I've spent the last 30 minutes going over the tax publications, and have found my answer. I still pay tax on materials (unless Resale Cert), and should be included in my material price.. but not charged to the customers, under a Lump-Sum contract, unless it repair/remodel. 

LUMP-SUM CONTRACTS:
Repair/Remodel
------------------
Residential = No tax charged to customer
Non-Residential (Commercial) = Taxable and charged to customer

New Construction
-------------------
All Properties = No tax charged to customer



Maybe that made it sound more complicated than it is. Either way, I've got it.
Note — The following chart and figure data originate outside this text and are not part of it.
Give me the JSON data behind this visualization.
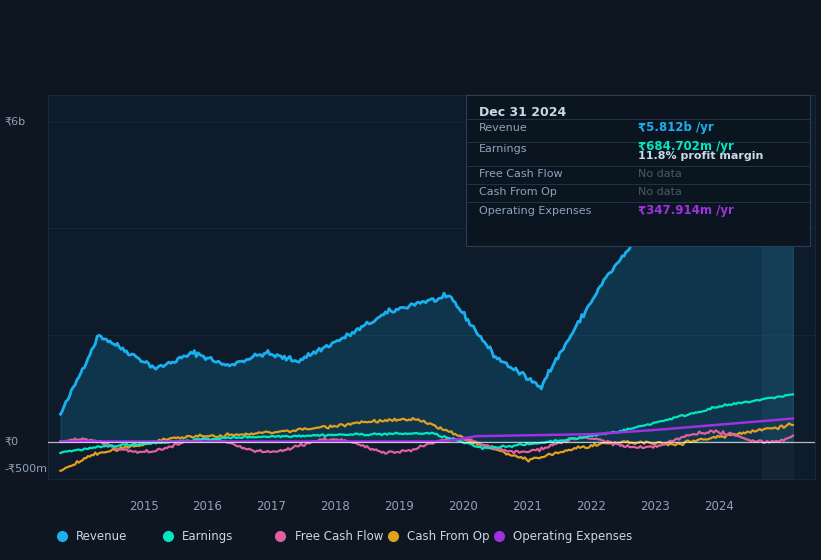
{
  "bg_color": "#0e1621",
  "plot_bg_color": "#0d1b2a",
  "grid_color": "#1e2e40",
  "text_color": "#8fa3b8",
  "title_color": "#c8d8e8",
  "y_label_top": "₹6b",
  "y_label_zero": "₹0",
  "y_label_neg": "-₹500m",
  "x_ticks": [
    2015,
    2016,
    2017,
    2018,
    2019,
    2020,
    2021,
    2022,
    2023,
    2024
  ],
  "ylim": [
    -700000000,
    6500000000
  ],
  "xlim_start": 2013.5,
  "xlim_end": 2025.5,
  "revenue_color": "#1ab0f0",
  "earnings_color": "#00e8c0",
  "fcf_color": "#e060a0",
  "cashfromop_color": "#e0a020",
  "opex_color": "#a030e0",
  "legend_items": [
    "Revenue",
    "Earnings",
    "Free Cash Flow",
    "Cash From Op",
    "Operating Expenses"
  ],
  "legend_colors": [
    "#1ab0f0",
    "#00e8c0",
    "#e060a0",
    "#e0a020",
    "#a030e0"
  ],
  "info_box": {
    "title": "Dec 31 2024",
    "revenue_label": "Revenue",
    "revenue_value": "₹5.812b /yr",
    "revenue_color": "#1ab0f0",
    "earnings_label": "Earnings",
    "earnings_value": "₹684.702m /yr",
    "earnings_color": "#00e8c0",
    "margin_text": "11.8% profit margin",
    "fcf_label": "Free Cash Flow",
    "fcf_value": "No data",
    "cashop_label": "Cash From Op",
    "cashop_value": "No data",
    "opex_label": "Operating Expenses",
    "opex_value": "₹347.914m /yr",
    "opex_color": "#a030e0",
    "nodata_color": "#4a5a6a",
    "bg_color": "#0b1520",
    "border_color": "#2a3f55",
    "label_color": "#8fa3b8",
    "value_text_color": "#c8d8e8"
  }
}
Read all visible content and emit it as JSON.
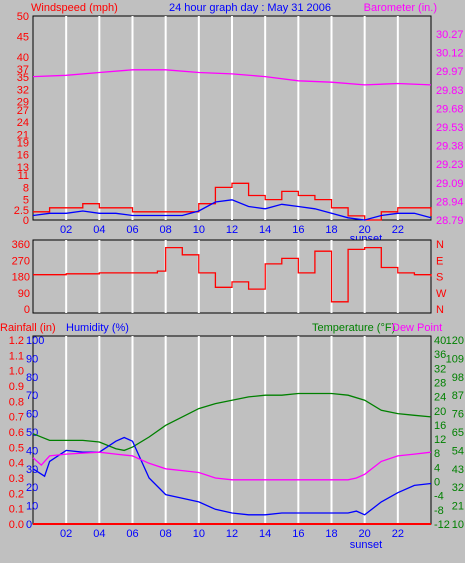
{
  "header": {
    "left_label": "Windspeed (mph)",
    "center_title": "24 hour graph day : May 31 2006",
    "right_label": "Barometer (in.)"
  },
  "colors": {
    "background": "#c0c0c0",
    "grid": "#ffffff",
    "wind": "#ff0000",
    "gust": "#0000ff",
    "barometer": "#ff00ff",
    "winddir": "#ff0000",
    "rain": "#ff0000",
    "humidity": "#0000ff",
    "temperature": "#008000",
    "dewpoint": "#ff00ff"
  },
  "chart_data": [
    {
      "type": "line",
      "panel": "wind-barometer",
      "x_ticks": [
        "02",
        "04",
        "06",
        "08",
        "10",
        "12",
        "14",
        "16",
        "18",
        "20",
        "22"
      ],
      "x_extra_label": "sunset",
      "xlim": [
        0,
        24
      ],
      "left_axis": {
        "label": "Windspeed (mph)",
        "ticks": [
          0,
          2.5,
          5,
          8,
          11,
          13,
          16,
          19,
          21,
          24,
          27,
          29,
          32,
          35,
          37,
          40,
          45,
          50
        ],
        "ylim": [
          0,
          50
        ]
      },
      "right_axis": {
        "label": "Barometer (in.)",
        "ticks": [
          "28.79",
          "28.94",
          "29.09",
          "29.23",
          "29.38",
          "29.53",
          "29.68",
          "29.83",
          "29.97",
          "30.12",
          "30.27"
        ],
        "ylim": [
          28.79,
          30.27
        ]
      },
      "series": [
        {
          "name": "Windspeed (mph)",
          "axis": "left",
          "x": [
            0,
            1,
            2,
            3,
            4,
            5,
            6,
            7,
            8,
            9,
            10,
            11,
            12,
            13,
            14,
            15,
            16,
            17,
            18,
            19,
            20,
            21,
            22,
            23,
            24
          ],
          "y": [
            2,
            3,
            3,
            4,
            3,
            3,
            2,
            2,
            2,
            2,
            4,
            8,
            9,
            6,
            5,
            7,
            6,
            5,
            3,
            1,
            0,
            2,
            3,
            3,
            1
          ]
        },
        {
          "name": "Barometer (in.)",
          "axis": "right",
          "x": [
            0,
            2,
            4,
            6,
            8,
            10,
            12,
            14,
            16,
            18,
            20,
            22,
            24
          ],
          "y": [
            29.83,
            29.84,
            29.86,
            29.88,
            29.88,
            29.86,
            29.85,
            29.83,
            29.8,
            29.79,
            29.77,
            29.78,
            29.77
          ]
        }
      ]
    },
    {
      "type": "line",
      "panel": "wind-direction",
      "x_ticks": [
        "02",
        "04",
        "06",
        "08",
        "10",
        "12",
        "14",
        "16",
        "18",
        "20",
        "22"
      ],
      "xlim": [
        0,
        24
      ],
      "left_axis": {
        "ticks": [
          0,
          90,
          180,
          270,
          360
        ],
        "ylim": [
          0,
          360
        ]
      },
      "right_axis": {
        "ticks": [
          "N",
          "E",
          "S",
          "W",
          "N"
        ]
      },
      "series": [
        {
          "name": "Wind direction",
          "x": [
            0,
            2,
            4,
            6,
            7.5,
            8,
            9,
            10,
            11,
            12,
            13,
            14,
            15,
            16,
            17,
            18,
            19,
            20,
            21,
            22,
            23,
            24
          ],
          "y": [
            190,
            195,
            200,
            200,
            210,
            340,
            300,
            200,
            120,
            150,
            110,
            250,
            280,
            200,
            320,
            40,
            330,
            340,
            230,
            200,
            190,
            180
          ]
        }
      ]
    },
    {
      "type": "line",
      "panel": "rain-humidity-temperature",
      "x_ticks": [
        "02",
        "04",
        "06",
        "08",
        "10",
        "12",
        "14",
        "16",
        "18",
        "20",
        "22"
      ],
      "x_extra_label": "sunset",
      "xlim": [
        0,
        24
      ],
      "axis_titles": {
        "rain": "Rainfall (in)",
        "humidity": "Humidity (%)",
        "temperature": "Temperature (°F)",
        "dewpoint": "Dew Point"
      },
      "axes": {
        "rain_ticks": [
          "0.0",
          "0.1",
          "0.2",
          "0.3",
          "0.4",
          "0.5",
          "0.6",
          "0.7",
          "0.8",
          "0.9",
          "1.0",
          "1.1",
          "1.2"
        ],
        "humidity_ticks": [
          "0",
          "10",
          "20",
          "30",
          "40",
          "50",
          "60",
          "70",
          "80",
          "90",
          "100"
        ],
        "celsius_ticks": [
          "-12",
          "-8",
          "-4",
          "0",
          "4",
          "8",
          "12",
          "16",
          "20",
          "24",
          "28",
          "32",
          "36",
          "40"
        ],
        "fahrenheit_ticks": [
          "10",
          "21",
          "32",
          "43",
          "54",
          "65",
          "76",
          "87",
          "98",
          "109",
          "120"
        ],
        "fahrenheit_ylim": [
          10,
          120
        ]
      },
      "series": [
        {
          "name": "Temperature (°F)",
          "x": [
            0,
            1,
            2,
            3,
            4,
            5,
            5.5,
            6,
            7,
            8,
            9,
            10,
            11,
            12,
            13,
            14,
            15,
            16,
            17,
            18,
            19,
            20,
            21,
            22,
            23,
            24
          ],
          "y": [
            64,
            60,
            60,
            60,
            59,
            55,
            54,
            56,
            62,
            69,
            74,
            79,
            82,
            84,
            86,
            87,
            87,
            88,
            88,
            88,
            87,
            84,
            78,
            76,
            75,
            74
          ]
        },
        {
          "name": "Humidity (%)",
          "x": [
            0,
            0.7,
            1,
            2,
            3,
            4,
            5,
            5.5,
            6,
            7,
            8,
            9,
            10,
            11,
            12,
            13,
            14,
            15,
            16,
            17,
            18,
            19,
            19.5,
            20,
            21,
            22,
            23,
            24
          ],
          "y": [
            30,
            26,
            34,
            40,
            39,
            39,
            45,
            47,
            45,
            25,
            16,
            14,
            12,
            8,
            6,
            5,
            5,
            6,
            6,
            6,
            6,
            6,
            7,
            5,
            12,
            17,
            21,
            22
          ]
        },
        {
          "name": "Dew Point",
          "x": [
            0,
            0.5,
            1,
            2,
            4,
            5,
            6,
            7,
            8,
            9,
            10,
            11,
            12,
            14,
            16,
            18,
            19,
            19.5,
            20,
            21,
            22,
            23,
            24
          ],
          "y": [
            36,
            32,
            37,
            38,
            39,
            38,
            37,
            33,
            30,
            29,
            28,
            25,
            24,
            24,
            24,
            24,
            24,
            25,
            27,
            34,
            37,
            38,
            39
          ]
        },
        {
          "name": "Rainfall (in)",
          "x": [
            0,
            24
          ],
          "y": [
            0,
            0
          ]
        }
      ]
    }
  ]
}
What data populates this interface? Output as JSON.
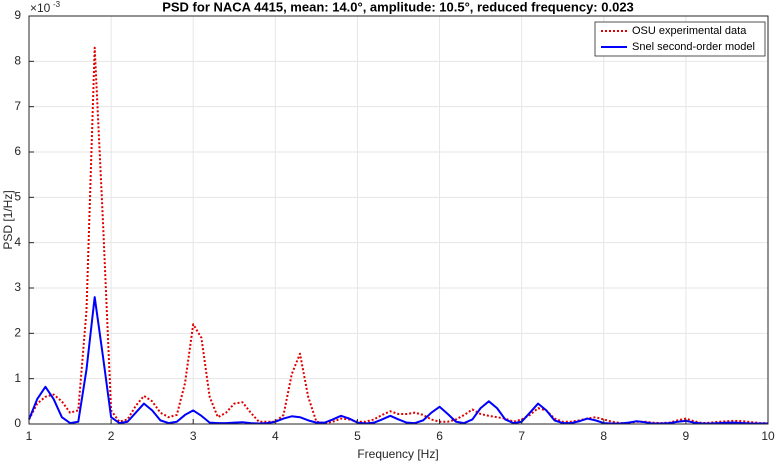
{
  "chart_data": {
    "type": "line",
    "title": "PSD for NACA 4415, mean: 14.0°, amplitude: 10.5°, reduced  frequency: 0.023",
    "x_label": "Frequency [Hz]",
    "y_label": "PSD [1/Hz]",
    "y_multiplier": {
      "base": "×10",
      "exponent": "-3"
    },
    "x": [
      1,
      1.1,
      1.2,
      1.3,
      1.4,
      1.5,
      1.6,
      1.7,
      1.8,
      1.9,
      2,
      2.1,
      2.2,
      2.3,
      2.4,
      2.5,
      2.6,
      2.7,
      2.8,
      2.9,
      3,
      3.1,
      3.2,
      3.3,
      3.4,
      3.5,
      3.6,
      3.7,
      3.8,
      3.9,
      4,
      4.1,
      4.2,
      4.3,
      4.4,
      4.5,
      4.6,
      4.7,
      4.8,
      4.9,
      5,
      5.1,
      5.2,
      5.3,
      5.4,
      5.5,
      5.6,
      5.7,
      5.8,
      5.9,
      6,
      6.1,
      6.2,
      6.3,
      6.4,
      6.5,
      6.6,
      6.7,
      6.8,
      6.9,
      7,
      7.1,
      7.2,
      7.3,
      7.4,
      7.5,
      7.6,
      7.7,
      7.8,
      7.9,
      8,
      8.1,
      8.2,
      8.3,
      8.4,
      8.5,
      8.6,
      8.7,
      8.8,
      8.9,
      9,
      9.1,
      9.2,
      9.3,
      9.4,
      9.5,
      9.6,
      9.7,
      9.8,
      9.9,
      10
    ],
    "series": [
      {
        "name": "OSU experimental data",
        "color": "#e00000",
        "dash": "dotted",
        "values": [
          0.1,
          0.45,
          0.6,
          0.65,
          0.5,
          0.25,
          0.3,
          2.5,
          8.3,
          4.5,
          0.3,
          0.05,
          0.1,
          0.4,
          0.62,
          0.5,
          0.25,
          0.15,
          0.2,
          0.9,
          2.2,
          1.9,
          0.6,
          0.15,
          0.25,
          0.45,
          0.48,
          0.25,
          0.05,
          0.05,
          0.05,
          0.2,
          1.1,
          1.55,
          0.6,
          0.05,
          0.02,
          0.05,
          0.12,
          0.1,
          0.05,
          0.05,
          0.1,
          0.2,
          0.28,
          0.22,
          0.22,
          0.25,
          0.2,
          0.1,
          0.05,
          0.05,
          0.1,
          0.2,
          0.32,
          0.22,
          0.18,
          0.15,
          0.12,
          0.05,
          0.1,
          0.2,
          0.35,
          0.3,
          0.12,
          0.05,
          0.05,
          0.08,
          0.12,
          0.15,
          0.1,
          0.05,
          0.02,
          0.02,
          0.05,
          0.05,
          0.03,
          0.02,
          0.03,
          0.08,
          0.12,
          0.06,
          0.02,
          0.03,
          0.05,
          0.06,
          0.07,
          0.06,
          0.04,
          0.02,
          0.02
        ]
      },
      {
        "name": "Snel second-order model",
        "color": "#0000ff",
        "dash": "solid",
        "values": [
          0.1,
          0.55,
          0.82,
          0.55,
          0.15,
          0.02,
          0.05,
          1.2,
          2.8,
          1.5,
          0.15,
          0.02,
          0.05,
          0.25,
          0.45,
          0.3,
          0.08,
          0.02,
          0.05,
          0.2,
          0.3,
          0.18,
          0.03,
          0.02,
          0.02,
          0.03,
          0.04,
          0.02,
          0.01,
          0.02,
          0.05,
          0.12,
          0.17,
          0.15,
          0.08,
          0.03,
          0.03,
          0.1,
          0.18,
          0.12,
          0.03,
          0.01,
          0.03,
          0.1,
          0.18,
          0.1,
          0.03,
          0.02,
          0.08,
          0.25,
          0.38,
          0.22,
          0.05,
          0.02,
          0.1,
          0.35,
          0.5,
          0.35,
          0.1,
          0.02,
          0.05,
          0.25,
          0.45,
          0.3,
          0.08,
          0.02,
          0.02,
          0.06,
          0.12,
          0.08,
          0.02,
          0.01,
          0.01,
          0.03,
          0.06,
          0.04,
          0.01,
          0.01,
          0.02,
          0.05,
          0.07,
          0.03,
          0.01,
          0.01,
          0.02,
          0.03,
          0.03,
          0.02,
          0.01,
          0.01,
          0.01
        ]
      }
    ],
    "xlim": [
      1,
      10
    ],
    "xticks": [
      1,
      2,
      3,
      4,
      5,
      6,
      7,
      8,
      9,
      10
    ],
    "ylim": [
      0,
      9
    ],
    "yticks": [
      0,
      1,
      2,
      3,
      4,
      5,
      6,
      7,
      8,
      9
    ],
    "grid": true,
    "legend": "top-right"
  }
}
Thanks all.


----------



## TSG_TX (Apr 9, 2017)

TimberlineMD said:


> I just did a 'quick' look at the Texas sales tax laws and it seem that 'some' commercial work is taxed at full cash value. Which includes everything. You can't itemize your billing, so the contract price before adding sales tax would be the number to use for calculating the tax.
> 
> "All charges for labor
> and materials to rebuild,
> ...


I apologize for not responding to your post, I must have missed it. Thanks for the response.


----------



## TSG_TX (Apr 9, 2017)

Old post, but I am looking to get a specific clarification...

If the commercial project I am bidding is considered a remodel, and I am bidding on removing and replacing concrete in the parking lot... is that taxed? I will be bidding lump-sum on individual items of the concrete scope.


----------